My army of doctors are amazing. I’m looked after by a surgeon and all the minions who follow him; as well as specialist stoma nurses and a gastroenterologist. But hindsight is a wonderful thing, and there have been a few details I feel I wasn’t properly informed on. This isn’t to say my troop of doctors and nurses across three hospitals aren’t incredible; I just want to highlight the things I wish I was more prepared for. This blog continues the debate from my previous post about fertility, pregnancy, IBD and surgery [see it here] and I hope others will be able to ask the questions I raise in these pieces I didn’t get the opportunity to.
Looking back, I wish I’d known more about the intensity of IBD treatment. I didn’t fully understand how my body would react to the cocktail of meds they were giving me. I wasn’t prepared for my hair to fall out or the burning acne. I didn’t know my medication could leave me with such severe joint pain, or the long term implications of steroids. I have a scar on my leg; the remnants of a cut that got infected and ended up looking like a mouldy blueberry; a reminder of the immunosuppressants and how they left me with a compromised immune system. I remember asking my GI about all these side effects, and he just said “there’s nothing you can do other than be patient”. This was both infuriating and upsetting; mostly because I didn’t expect the solution to be added to my problems. Medication side effects are different for everyone, but I was unaware of how aggressive my medication would be on the rest of my body.

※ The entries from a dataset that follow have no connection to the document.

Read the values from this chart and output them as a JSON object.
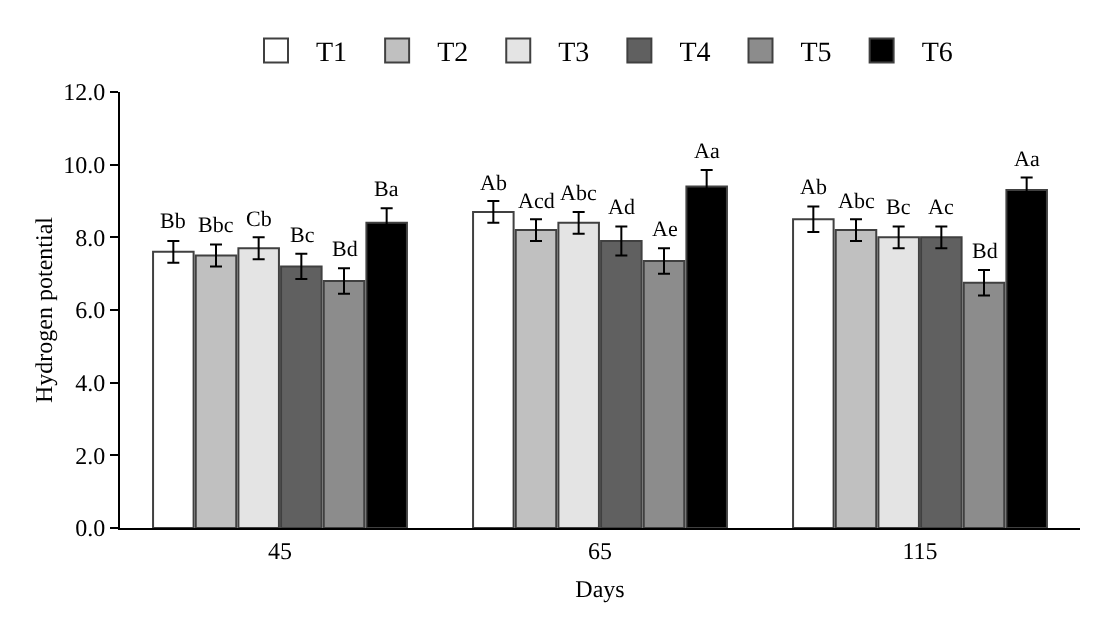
{
  "chart_data": {
    "type": "bar",
    "xlabel": "Days",
    "ylabel": "Hydrogen potential",
    "categories": [
      "45",
      "65",
      "115"
    ],
    "series": [
      {
        "name": "T1",
        "color": "#ffffff",
        "values": [
          7.6,
          8.7,
          8.5
        ],
        "errors": [
          0.3,
          0.3,
          0.35
        ],
        "value_labels": [
          "Bb",
          "Ab",
          "Ab"
        ]
      },
      {
        "name": "T2",
        "color": "#c0c0c0",
        "values": [
          7.5,
          8.2,
          8.2
        ],
        "errors": [
          0.3,
          0.3,
          0.3
        ],
        "value_labels": [
          "Bbc",
          "Acd",
          "Abc"
        ]
      },
      {
        "name": "T3",
        "color": "#e4e4e4",
        "values": [
          7.7,
          8.4,
          8.0
        ],
        "errors": [
          0.3,
          0.3,
          0.3
        ],
        "value_labels": [
          "Cb",
          "Abc",
          "Bc"
        ]
      },
      {
        "name": "T4",
        "color": "#606060",
        "values": [
          7.2,
          7.9,
          8.0
        ],
        "errors": [
          0.35,
          0.4,
          0.3
        ],
        "value_labels": [
          "Bc",
          "Ad",
          "Ac"
        ]
      },
      {
        "name": "T5",
        "color": "#8c8c8c",
        "values": [
          6.8,
          7.35,
          6.75
        ],
        "errors": [
          0.35,
          0.35,
          0.35
        ],
        "value_labels": [
          "Bd",
          "Ae",
          "Bd"
        ]
      },
      {
        "name": "T6",
        "color": "#000000",
        "values": [
          8.4,
          9.4,
          9.3
        ],
        "errors": [
          0.4,
          0.45,
          0.35
        ],
        "value_labels": [
          "Ba",
          "Aa",
          "Aa"
        ]
      }
    ],
    "ylim": [
      0,
      12
    ],
    "yticks": [
      {
        "value": 0,
        "label": "0.0"
      },
      {
        "value": 2,
        "label": "2.0"
      },
      {
        "value": 4,
        "label": "4.0"
      },
      {
        "value": 6,
        "label": "6.0"
      },
      {
        "value": 8,
        "label": "8.0"
      },
      {
        "value": 10,
        "label": "10.0"
      },
      {
        "value": 12,
        "label": "12.0"
      }
    ],
    "grid": false,
    "legend": "top"
  }
}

With my surgery, there have been a few details I wish I knew more about. FYI, pre and post surgical complications are different for everyone; this is just my experience.
Seconds away from having my colon removed, my surgeon came to me and said “your colon is so inflamed, I need to do another procedure. You will have something called a mucous fistula and you’ll need a second bag”. Being in a pre-surgical state, I didn’t fully understand what they were doing to me, and all I remember hearing was “you’ll need a second bag”. Safe to say I wasn’t all that pleased or prepared. But coming out of hospital I learnt, a mucous fistula is a surgical scar the size of my finger nail. It sits on my knicker line, and it produces mucusy-blood type stuff; similar to the gunk that comes your butt when you have a rectum, but no colon attached (Sorry for anyone who’s squeamish…). In less medical terms it’s the top of my rectum… Yes, you heard that right; the top of my butt pokes through my front…
This is done in an emergency (so I’m told) and was to help my recovery process. In the beginning I needed a small ostomy bag to cover it, but as time has gone on it produces less and starts to shrink in size. It may, or may not close on its own. If it doesn’t close up, I have the option to go into hospital for a procedure to close it. Right now, I wear a padded plaster (or stoma cap) to protect it and catch any gross butt-stuff coming out of it. I’ve had to learn to deal with this on my own, and even over a year post-op it’s one of the most difficult parts of stoma living; it leaks all the time and I’m very paranoid about it. If it hadn’t been thrust upon me at the last minute, and I’d known more about it before my surgery, I would’ve been able to adjust to it much better.
Onto post surgical complications, and within the first month after coming out of hospital I got a succession of bag leaks. I wasn’t cutting the bags correctly due to inexperience, and the fear of looking at my naked stoma. This resulted in the skin underneath my stoma being eroded, and I had a one inch hole (width and depth) directly underneath. Poo is notoriously acidic and when it sits on the skin for long periods of time, it burns. This made the process of bag changing excruciatingly painful, and I went through a lot of pain for around three days until I could get help from my nurses. They gave me stoma rings to pop over the gaping hole, as well as powder; both products I knew nothing about. There are a lot of accessories to go with a stoma bag and my nurses didn’t tell me about them until I needed them; which I feel is too late. I had to find out about other ways of helping irritated peristomal skin through social media or endless Googling.
So… I’ve done a guide [below] of the accessories I know about for you to copy, ad to and share!
Pooing into a bag effects my lifestyle in ways I didn’t expect; even over a year post-op. I didn’t get the chance to ask these questions but I hope this helps someone to raise these issues with their doctors, and ask these really important questions.
IBD and stoma’s impact far more than just your poo.